Rapid City, South Dakota, is located within the Rapid Creek watershed in the east-central Black Hills. The City of Rapid City relies heavily on the Mississippian Madison aquifer for drinking-water supplies, utilizing several wells and springs. The Madison aquifer locally consists of limestone and dolomite and contains well-developed paleo-karst and recent karst features. Previous work indicates that surface water recharges the Madison aquifer from the adjacent Spring Creek watershed to the south and Boxelder Creek watershed to the north, with ground water converging on wells and springs in the Rapid City area several miles away. Spring Creek and Boxelder Creek lose all their flow to karst features in the Madison aquifer, except during periods of high discharge (greater than approximately 28 cubic feet per second for Spring Creek and 50 cubic feet per second for Boxelder Creek). Dye-tracer tests for this area indicate ground-water velocities are on the order of 300 meters per day (1,000 feet per day) and residence times can be less than 30 days.
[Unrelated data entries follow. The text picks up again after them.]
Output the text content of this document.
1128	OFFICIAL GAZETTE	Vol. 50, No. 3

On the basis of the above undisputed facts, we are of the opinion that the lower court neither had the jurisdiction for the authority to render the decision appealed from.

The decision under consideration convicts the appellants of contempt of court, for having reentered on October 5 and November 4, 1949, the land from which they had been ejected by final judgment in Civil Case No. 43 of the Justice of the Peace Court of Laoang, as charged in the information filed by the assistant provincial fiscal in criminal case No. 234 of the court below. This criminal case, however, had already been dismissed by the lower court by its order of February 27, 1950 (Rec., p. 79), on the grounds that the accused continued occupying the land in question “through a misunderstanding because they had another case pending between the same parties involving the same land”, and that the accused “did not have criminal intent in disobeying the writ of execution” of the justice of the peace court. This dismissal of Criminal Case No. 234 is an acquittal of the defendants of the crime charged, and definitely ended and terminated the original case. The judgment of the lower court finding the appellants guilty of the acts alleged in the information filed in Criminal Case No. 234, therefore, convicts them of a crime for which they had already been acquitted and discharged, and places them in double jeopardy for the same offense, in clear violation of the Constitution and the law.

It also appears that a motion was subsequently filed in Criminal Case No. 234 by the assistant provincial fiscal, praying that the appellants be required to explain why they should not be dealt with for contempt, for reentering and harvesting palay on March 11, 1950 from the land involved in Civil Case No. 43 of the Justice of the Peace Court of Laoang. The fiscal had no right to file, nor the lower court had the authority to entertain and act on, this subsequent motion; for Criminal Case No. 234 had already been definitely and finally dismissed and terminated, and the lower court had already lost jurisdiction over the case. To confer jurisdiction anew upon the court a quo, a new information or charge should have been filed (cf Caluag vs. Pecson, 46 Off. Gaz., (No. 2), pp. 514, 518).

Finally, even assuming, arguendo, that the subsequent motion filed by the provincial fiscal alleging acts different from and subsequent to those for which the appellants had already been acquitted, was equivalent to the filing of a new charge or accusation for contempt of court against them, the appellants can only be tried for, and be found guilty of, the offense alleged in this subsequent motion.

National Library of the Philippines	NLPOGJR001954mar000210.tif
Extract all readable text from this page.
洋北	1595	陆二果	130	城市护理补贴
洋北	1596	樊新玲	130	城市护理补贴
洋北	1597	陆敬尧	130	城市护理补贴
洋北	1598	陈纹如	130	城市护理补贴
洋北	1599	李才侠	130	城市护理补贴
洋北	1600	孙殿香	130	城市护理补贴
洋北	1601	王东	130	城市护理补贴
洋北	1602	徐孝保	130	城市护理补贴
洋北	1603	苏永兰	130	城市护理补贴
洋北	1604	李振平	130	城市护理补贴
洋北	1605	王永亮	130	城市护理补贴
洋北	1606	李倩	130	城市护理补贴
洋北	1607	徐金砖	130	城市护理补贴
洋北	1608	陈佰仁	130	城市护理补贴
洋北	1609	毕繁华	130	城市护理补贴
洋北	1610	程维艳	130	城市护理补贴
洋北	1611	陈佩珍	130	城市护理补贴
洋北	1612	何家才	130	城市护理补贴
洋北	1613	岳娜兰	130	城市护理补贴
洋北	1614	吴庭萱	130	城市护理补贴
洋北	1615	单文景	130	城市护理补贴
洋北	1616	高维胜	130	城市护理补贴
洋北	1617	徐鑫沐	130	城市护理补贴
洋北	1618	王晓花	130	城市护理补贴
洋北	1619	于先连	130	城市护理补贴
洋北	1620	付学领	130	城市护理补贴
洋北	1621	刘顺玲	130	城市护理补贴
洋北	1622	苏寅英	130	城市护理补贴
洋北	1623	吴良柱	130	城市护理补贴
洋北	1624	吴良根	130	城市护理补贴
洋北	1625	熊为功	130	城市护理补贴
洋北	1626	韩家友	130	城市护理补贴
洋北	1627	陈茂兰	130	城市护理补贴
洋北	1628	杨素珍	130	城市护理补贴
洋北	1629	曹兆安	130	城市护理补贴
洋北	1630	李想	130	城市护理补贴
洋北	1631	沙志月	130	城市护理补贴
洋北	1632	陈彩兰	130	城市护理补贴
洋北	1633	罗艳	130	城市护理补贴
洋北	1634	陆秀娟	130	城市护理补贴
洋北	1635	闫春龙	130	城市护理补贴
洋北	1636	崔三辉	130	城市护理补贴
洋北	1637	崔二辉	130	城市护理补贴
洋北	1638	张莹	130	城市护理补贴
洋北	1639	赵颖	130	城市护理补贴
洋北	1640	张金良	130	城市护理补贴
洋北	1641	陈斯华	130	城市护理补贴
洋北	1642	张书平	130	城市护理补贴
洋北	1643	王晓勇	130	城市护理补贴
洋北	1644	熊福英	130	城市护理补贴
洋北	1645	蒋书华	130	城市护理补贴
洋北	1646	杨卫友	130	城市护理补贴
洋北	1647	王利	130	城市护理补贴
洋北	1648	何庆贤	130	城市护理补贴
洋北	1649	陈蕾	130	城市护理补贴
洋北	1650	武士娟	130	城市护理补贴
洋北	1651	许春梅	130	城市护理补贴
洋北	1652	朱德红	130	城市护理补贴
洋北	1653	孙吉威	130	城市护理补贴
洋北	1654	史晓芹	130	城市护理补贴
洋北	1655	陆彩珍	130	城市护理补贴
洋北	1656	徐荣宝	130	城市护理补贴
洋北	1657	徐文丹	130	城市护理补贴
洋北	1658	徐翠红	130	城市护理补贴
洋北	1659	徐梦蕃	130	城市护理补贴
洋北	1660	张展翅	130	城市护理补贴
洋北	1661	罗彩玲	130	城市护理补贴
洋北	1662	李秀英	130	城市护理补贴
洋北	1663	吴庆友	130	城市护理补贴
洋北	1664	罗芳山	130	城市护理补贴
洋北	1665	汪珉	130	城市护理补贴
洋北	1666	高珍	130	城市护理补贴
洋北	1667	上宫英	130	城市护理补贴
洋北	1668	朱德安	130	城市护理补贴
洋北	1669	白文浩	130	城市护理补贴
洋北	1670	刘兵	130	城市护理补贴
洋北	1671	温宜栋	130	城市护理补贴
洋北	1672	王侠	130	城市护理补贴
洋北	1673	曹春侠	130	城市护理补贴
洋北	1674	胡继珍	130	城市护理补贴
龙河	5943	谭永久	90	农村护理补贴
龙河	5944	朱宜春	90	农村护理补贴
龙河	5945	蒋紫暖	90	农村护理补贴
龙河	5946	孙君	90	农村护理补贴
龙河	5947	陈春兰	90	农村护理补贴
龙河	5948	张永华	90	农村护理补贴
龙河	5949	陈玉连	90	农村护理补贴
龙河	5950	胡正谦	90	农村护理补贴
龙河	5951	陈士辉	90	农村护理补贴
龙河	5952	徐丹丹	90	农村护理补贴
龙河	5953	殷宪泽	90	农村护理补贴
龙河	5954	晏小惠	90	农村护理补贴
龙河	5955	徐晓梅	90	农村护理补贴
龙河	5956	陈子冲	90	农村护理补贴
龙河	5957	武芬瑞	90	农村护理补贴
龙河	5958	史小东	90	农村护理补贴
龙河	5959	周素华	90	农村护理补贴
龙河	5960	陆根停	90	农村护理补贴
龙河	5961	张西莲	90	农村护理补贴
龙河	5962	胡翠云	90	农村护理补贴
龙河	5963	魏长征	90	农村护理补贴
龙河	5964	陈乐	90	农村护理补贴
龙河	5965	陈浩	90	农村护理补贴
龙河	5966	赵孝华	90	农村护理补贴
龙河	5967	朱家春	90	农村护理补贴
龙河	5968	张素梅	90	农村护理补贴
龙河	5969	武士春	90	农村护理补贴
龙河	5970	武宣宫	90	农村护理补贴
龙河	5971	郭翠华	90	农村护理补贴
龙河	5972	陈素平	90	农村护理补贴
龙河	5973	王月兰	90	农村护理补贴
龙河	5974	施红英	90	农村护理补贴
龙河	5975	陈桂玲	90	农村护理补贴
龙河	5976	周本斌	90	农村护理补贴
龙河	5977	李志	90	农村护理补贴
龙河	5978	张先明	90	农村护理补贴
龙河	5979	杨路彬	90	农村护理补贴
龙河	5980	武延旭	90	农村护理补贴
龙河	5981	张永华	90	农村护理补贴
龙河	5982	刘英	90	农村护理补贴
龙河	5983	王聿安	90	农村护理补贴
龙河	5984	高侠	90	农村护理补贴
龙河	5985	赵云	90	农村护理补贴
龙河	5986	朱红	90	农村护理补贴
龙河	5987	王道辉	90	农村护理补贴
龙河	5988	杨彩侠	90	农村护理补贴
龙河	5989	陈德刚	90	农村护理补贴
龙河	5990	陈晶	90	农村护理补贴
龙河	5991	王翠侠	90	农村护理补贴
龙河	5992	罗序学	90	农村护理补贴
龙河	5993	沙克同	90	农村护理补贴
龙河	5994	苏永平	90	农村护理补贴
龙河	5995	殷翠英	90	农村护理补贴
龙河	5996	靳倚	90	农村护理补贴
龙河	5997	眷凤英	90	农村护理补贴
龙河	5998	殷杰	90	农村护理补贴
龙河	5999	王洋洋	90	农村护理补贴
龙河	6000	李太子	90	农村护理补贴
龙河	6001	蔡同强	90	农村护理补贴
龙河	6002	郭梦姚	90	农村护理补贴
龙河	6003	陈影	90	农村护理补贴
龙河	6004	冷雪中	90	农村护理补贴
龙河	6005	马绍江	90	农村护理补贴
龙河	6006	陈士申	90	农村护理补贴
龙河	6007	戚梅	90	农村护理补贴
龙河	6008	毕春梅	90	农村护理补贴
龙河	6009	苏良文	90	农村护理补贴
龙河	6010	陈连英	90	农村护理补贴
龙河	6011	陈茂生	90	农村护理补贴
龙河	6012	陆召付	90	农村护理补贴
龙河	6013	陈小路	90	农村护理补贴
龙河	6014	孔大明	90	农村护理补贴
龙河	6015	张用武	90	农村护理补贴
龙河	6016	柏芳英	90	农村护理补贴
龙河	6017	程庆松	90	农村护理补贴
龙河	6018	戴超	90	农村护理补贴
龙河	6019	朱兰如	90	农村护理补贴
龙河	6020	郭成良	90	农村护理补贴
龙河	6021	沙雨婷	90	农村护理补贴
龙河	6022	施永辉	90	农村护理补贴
Based on this information, Rapid City’s water supply is extremely susceptible to contamination. Well logs, fractures, faults, geologic structures, water-quality data, dye-tracer tests, and human influences are being analyzed to develop a geologic model that will be used to better define local ground-water flow paths and characterize vulnerability zones. Inherent aquifer susceptibility will be combined with potential sources of anthropogenic contamination to develop a vulnerability map (1:24,000) of the Madison aquifer for the Rapid City area.